Les étudiants indiens en Russie dénoncent un climat de plus en plus hostile, selon nos confrères de Courrier International. En effet, plus de 50 % de toutes les plaintes d’exploitation et de discrimination raciale signalées par des étudiants indiens dans le monde proviennent de Russie, faisant de Moscou le principal point noir.

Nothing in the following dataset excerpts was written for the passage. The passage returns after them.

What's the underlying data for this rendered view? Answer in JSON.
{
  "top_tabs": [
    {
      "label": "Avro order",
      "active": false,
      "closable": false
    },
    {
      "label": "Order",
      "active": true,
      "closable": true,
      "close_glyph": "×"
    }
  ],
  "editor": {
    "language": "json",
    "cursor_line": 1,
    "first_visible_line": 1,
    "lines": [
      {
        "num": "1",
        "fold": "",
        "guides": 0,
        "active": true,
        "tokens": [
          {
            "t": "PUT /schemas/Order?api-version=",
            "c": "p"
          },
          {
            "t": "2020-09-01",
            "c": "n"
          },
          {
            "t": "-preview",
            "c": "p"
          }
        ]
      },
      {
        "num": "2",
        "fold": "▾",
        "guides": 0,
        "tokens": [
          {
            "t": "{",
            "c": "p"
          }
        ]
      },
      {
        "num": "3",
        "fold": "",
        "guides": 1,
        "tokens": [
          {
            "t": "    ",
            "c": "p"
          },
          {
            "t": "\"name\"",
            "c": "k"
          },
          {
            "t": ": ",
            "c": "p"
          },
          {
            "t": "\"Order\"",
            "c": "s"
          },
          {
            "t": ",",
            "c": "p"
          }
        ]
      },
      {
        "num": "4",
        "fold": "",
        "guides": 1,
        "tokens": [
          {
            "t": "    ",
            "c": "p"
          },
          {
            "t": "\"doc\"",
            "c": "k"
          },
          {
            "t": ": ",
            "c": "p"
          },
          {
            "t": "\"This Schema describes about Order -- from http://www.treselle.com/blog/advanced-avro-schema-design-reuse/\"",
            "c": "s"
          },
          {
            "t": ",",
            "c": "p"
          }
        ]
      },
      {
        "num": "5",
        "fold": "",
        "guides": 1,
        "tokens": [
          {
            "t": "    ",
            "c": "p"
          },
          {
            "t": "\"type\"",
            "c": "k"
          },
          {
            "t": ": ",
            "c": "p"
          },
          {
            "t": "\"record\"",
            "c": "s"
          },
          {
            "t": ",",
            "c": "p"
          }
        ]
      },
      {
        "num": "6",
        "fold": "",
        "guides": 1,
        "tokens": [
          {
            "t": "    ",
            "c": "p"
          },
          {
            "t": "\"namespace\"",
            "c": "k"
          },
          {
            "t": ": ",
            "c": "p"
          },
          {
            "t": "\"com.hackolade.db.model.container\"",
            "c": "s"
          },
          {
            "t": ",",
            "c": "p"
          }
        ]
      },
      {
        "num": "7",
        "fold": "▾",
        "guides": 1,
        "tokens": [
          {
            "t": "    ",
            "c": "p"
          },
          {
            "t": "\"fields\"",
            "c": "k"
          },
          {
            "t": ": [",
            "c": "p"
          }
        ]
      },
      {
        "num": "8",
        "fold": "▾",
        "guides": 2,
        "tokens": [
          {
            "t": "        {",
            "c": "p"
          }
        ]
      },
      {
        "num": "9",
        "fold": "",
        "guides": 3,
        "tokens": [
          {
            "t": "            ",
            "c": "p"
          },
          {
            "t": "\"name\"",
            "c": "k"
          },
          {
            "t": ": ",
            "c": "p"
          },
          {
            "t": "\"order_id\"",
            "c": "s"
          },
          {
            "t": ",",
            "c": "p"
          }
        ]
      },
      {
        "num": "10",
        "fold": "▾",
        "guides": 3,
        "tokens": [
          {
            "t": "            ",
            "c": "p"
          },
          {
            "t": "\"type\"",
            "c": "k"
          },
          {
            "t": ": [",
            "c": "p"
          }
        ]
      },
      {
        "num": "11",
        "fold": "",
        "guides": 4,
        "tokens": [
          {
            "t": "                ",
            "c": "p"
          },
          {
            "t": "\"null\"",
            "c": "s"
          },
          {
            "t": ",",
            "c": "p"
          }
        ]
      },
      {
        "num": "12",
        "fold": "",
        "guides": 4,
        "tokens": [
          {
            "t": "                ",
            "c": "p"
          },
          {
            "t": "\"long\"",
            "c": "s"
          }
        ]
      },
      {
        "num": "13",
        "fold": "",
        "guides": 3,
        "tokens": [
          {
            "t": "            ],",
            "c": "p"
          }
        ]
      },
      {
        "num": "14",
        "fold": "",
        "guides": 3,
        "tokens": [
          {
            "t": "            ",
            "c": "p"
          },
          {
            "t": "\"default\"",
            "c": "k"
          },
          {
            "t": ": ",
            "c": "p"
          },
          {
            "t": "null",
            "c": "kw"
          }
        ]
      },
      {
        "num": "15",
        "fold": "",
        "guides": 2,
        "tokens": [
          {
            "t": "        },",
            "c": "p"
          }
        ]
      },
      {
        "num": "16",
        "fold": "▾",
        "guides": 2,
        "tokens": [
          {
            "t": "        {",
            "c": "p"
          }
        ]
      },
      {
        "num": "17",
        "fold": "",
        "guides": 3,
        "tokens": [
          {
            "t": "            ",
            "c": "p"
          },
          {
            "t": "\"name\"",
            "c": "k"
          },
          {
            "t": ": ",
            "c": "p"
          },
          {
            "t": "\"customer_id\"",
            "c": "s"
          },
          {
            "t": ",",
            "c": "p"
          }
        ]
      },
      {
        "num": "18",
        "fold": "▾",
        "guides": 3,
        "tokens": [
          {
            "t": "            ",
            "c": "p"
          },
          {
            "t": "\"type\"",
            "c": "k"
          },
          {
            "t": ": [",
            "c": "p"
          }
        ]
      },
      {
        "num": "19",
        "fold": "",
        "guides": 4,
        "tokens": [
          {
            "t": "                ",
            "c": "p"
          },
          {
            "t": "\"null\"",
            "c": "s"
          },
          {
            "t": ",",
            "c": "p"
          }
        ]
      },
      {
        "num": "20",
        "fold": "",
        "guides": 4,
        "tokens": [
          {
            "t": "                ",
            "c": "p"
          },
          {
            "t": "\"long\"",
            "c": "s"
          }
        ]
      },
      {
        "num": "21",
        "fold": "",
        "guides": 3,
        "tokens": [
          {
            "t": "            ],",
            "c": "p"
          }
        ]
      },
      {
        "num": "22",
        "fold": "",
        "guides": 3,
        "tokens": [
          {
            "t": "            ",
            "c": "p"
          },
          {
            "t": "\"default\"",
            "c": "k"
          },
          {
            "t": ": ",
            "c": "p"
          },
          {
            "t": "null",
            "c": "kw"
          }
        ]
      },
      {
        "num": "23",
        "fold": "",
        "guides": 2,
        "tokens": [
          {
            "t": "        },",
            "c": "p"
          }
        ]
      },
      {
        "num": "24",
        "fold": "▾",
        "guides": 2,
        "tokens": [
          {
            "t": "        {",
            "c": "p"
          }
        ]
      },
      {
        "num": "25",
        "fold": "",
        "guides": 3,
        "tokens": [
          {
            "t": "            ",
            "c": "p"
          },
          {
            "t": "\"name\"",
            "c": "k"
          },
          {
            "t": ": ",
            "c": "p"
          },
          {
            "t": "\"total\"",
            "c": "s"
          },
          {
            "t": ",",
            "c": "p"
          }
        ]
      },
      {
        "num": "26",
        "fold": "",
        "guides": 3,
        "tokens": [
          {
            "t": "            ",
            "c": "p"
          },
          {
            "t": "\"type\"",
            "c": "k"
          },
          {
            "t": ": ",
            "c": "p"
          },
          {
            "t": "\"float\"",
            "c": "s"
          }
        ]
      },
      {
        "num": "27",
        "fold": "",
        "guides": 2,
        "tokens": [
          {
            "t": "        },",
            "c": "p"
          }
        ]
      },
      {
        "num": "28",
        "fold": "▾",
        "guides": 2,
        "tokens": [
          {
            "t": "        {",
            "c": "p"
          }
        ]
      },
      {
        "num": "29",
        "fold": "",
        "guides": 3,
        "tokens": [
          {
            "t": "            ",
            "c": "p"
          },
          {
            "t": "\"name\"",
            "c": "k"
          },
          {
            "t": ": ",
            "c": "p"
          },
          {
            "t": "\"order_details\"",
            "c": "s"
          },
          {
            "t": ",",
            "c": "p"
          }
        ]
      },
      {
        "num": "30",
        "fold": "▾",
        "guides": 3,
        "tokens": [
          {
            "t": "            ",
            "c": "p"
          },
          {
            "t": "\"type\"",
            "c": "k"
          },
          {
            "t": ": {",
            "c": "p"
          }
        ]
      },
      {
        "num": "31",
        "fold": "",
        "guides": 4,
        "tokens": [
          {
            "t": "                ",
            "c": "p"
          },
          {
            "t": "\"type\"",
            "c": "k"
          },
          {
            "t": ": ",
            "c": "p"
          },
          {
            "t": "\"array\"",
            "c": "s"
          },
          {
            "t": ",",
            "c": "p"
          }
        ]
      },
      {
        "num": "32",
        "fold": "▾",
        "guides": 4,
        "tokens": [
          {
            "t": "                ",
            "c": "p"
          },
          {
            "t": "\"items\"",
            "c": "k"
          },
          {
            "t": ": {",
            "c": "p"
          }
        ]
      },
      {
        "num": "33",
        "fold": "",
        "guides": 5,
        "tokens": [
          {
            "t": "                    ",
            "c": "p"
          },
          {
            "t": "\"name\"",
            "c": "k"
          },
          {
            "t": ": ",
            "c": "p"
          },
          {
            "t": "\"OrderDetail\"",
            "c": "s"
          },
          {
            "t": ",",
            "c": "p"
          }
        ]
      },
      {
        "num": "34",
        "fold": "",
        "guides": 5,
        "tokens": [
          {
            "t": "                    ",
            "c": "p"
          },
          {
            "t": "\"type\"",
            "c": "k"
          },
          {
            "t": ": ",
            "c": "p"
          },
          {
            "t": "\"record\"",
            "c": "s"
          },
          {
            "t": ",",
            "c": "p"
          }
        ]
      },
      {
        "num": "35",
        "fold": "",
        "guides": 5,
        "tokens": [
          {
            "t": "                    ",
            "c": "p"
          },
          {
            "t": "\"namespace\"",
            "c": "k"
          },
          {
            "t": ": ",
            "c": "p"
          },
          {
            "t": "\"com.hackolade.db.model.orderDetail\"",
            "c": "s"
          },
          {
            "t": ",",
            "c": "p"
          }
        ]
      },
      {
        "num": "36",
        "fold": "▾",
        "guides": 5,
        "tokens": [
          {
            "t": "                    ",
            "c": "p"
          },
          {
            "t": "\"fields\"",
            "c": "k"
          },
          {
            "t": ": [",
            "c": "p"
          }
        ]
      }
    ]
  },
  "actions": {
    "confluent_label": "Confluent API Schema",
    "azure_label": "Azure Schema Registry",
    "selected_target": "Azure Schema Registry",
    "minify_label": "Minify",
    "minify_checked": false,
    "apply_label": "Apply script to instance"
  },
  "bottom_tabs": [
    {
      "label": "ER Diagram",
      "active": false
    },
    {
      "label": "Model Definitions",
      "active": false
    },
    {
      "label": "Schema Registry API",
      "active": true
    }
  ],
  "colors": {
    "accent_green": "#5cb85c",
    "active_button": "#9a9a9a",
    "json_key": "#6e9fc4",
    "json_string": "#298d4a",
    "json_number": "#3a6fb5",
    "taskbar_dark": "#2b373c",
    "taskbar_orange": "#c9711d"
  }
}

Ce phénomène inquiète particulièrement les autorités indiennes, car de nombreux jeunes Indiens continuent de choisir la Russie pour leurs études, attirés par des frais d’inscription relativement bas et des procédures d’admission plus accessibles, notamment en médecine. Cependant, les récits des étudiants indiens sur place convergent vers une situation de plus en plus tendue.
Ce qu'il faut retenir
- Plus de 50 % des plaintes d’exploitation et de discrimination raciale signalées par des étudiants indiens dans le monde proviennent de Russie.
- En 2025, des étudiants indiens répartis dans 196 pays ont déposé environ 350 plaintes pour exploitation, harcèlement ou discrimination raciale.
- La Russie est le principal point noir, avec plus de 200 plaintes en 2025, contre 68 en 2023 et 78 en 2024.
Les faits
D’après Courrier International, qui cite les dernières données du ministère indien des Affaires étrangères, la situation des étudiants indiens en Russie se dégrade rapidement. Kanishka K., diplômé de la Bashkir State Medical University (BSMU), à Moscou, rapporte : « Pendant ma sixième année, un groupe d’étudiants étrangers a attaqué des étudiants indiens dans la cuisine du foyer pour une dispute mineure et les a menacés avec un couteau. »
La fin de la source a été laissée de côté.